La troisième loi, qui a également acquis droit de cité dans la science moderne, concerne la communication du mouvement. Celle-ci ne dépend, dit Descartes, que d’un seul principe : lorsque deux corps se rencontrent qui ont en eux des mouvemens incompatibles, « il doit se faire quelque changement à ces modes pour les rendre compatibles ; mais ce changement est toujours le moindre qui puisse être. Lorsque la nature a plusieurs voies pour parvenir à un même effet, elle suit toujours infailliblement la plus courte. » Ainsi, un fleuve coule là où il y a le plus de pente et le moins d’obstacles. C’est donc encore Descartes qui a formulé cette célèbre loi de la moindre action, de la moindre dépense, de l’économie de la nature, des voies les plus simples et les plus faciles, toutes expressions synonymes. Cette loi, soutenue ensuite par Fermât, par Euler et Maupertuis, donna lieu à de nombreuses et interminables controverses philosophiques. Les partisans des causes finales ne manquèrent pas d’y voir un dessein de la nature ou de Dieu. Mais Lagrange, revenant à Descartes, démontra qu’elle dérive des lois primordiales du mouvement. « Le principe de la moindre action, conclut Lagrange, ne doit donc pas être érigé en cause finale : » il ne faudrait pas, encore aujourd’hui, s’extasier sur les résultats mécaniques de cette loi comme si elle manifestait une intention et une finalité.

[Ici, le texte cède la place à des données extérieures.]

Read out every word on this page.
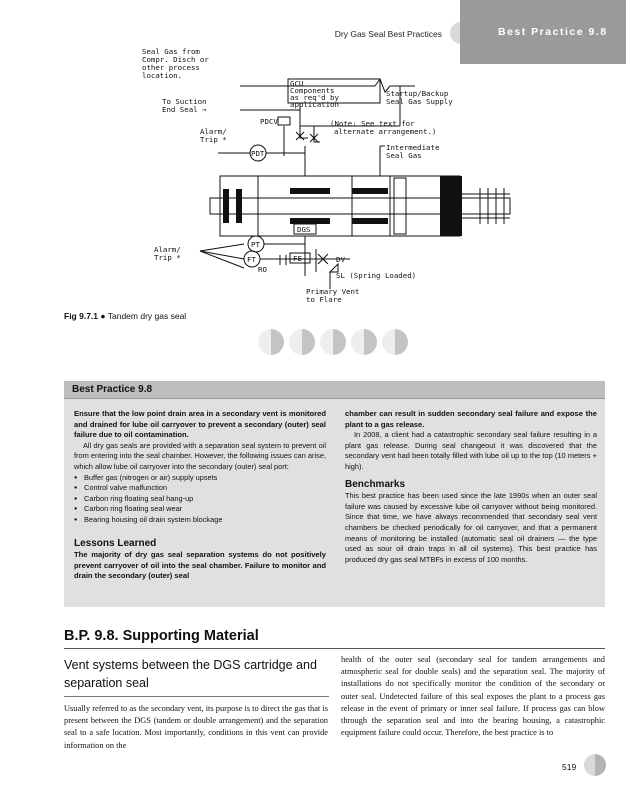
Dry Gas Seal Best Practices	Best Practice 9.8
Seal Gas from
Compr. Disch or
other process
location.
GCU
Components
as req'd by
application
To Suction
End Seal →
Startup/Backup
Seal Gas Supply
PDCV	(Note: See text for
alternate arrangement.)
Alarm/
Trip *
PDT
Intermediate
Seal Gas
DGS
Alarm/
Trip *
PT
FT	FE
RO
DV
SL (Spring Loaded)
Primary Vent
to Flare
Fig 9.7.1 ● Tandem dry gas seal
Best Practice 9.8

Ensure that the low point drain area in a secondary vent is monitored and drained for lube oil carryover to prevent a secondary (outer) seal failure due to oil contamination.

All dry gas seals are provided with a separation seal system to prevent oil from entering into the seal chamber. However, the following issues can arise, which allow lube oil carryover into the secondary (outer) seal port:

● Buffer gas (nitrogen or air) supply upsets
● Control valve malfunction
● Carbon ring floating seal hang-up
● Carbon ring floating seal wear
● Bearing housing oil drain system blockage
Lessons Learned

The majority of dry gas seal separation systems do not positively prevent carryover of oil into the seal chamber. Failure to monitor and drain the secondary (outer) seal

chamber can result in sudden secondary seal failure and expose the plant to a gas release.

In 2008, a client had a catastrophic secondary seal failure resulting in a plant gas release. During seal changeout it was discovered that the secondary vent had been totally filled with lube oil up to the top (10 meters + high).

Benchmarks

This best practice has been used since the late 1990s when an outer seal failure was caused by excessive lube oil carryover without being monitored. Since that time, we have always recommended that secondary seal vent chambers be checked periodically for oil carryover, and that a permanent means of monitoring be installed (automatic seal oil drainers — the type used as sour oil drain traps in all oil systems). This best practice has produced dry gas seal MTBFs in excess of 100 months.

B.P. 9.8. Supporting Material
Vent systems between the DGS cartridge and separation seal
Usually referred to as the secondary vent, its purpose is to direct the gas that is present between the DGS (tandem or double arrangement) and the separation seal to a safe location. Most importantly, conditions in this vent can provide information on the
health of the outer seal (secondary seal for tandem arrangements and atmospheric seal for double seals) and the separation seal. The majority of installations do not specifically monitor the condition of the secondary or outer seal. Undetected failure of this seal exposes the plant to a process gas release in the event of primary or inner seal failure. If process gas can blow through the separation seal and into the bearing housing, a catastrophic equipment failure could occur. Therefore, the best practice is to
519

Il est un autre grand principe de la mécanique moderne dont on veut faire honneur au génie de Newton et que nous devons, nous Français, revendiquer au profit de Descartes, puisqu’il faut rendre à chacun ce qui lui est dû. C’est le principe de l’égalité de l’action et de la réaction, inexactement appelé « principe de Newton. » Descartes l’énonce comme corollaire de sa troisième loi : « Quand un corps en pousse un autre, dit-il, ce corps ne peut lui donner aucun mouvement qu’il n’en perde en même temps autant du sien, ni lui en ôter que le sien ne s’augmente d’autant. »

On le voit, si Descartes s’est trompé sur plusieurs des lois particulières du choc, il n’en a pas moins formulé avec exactitude et réduit le premier en système ces grandes lois générales du mouvement qui sont les vraies raisons de l’évolution cosmique.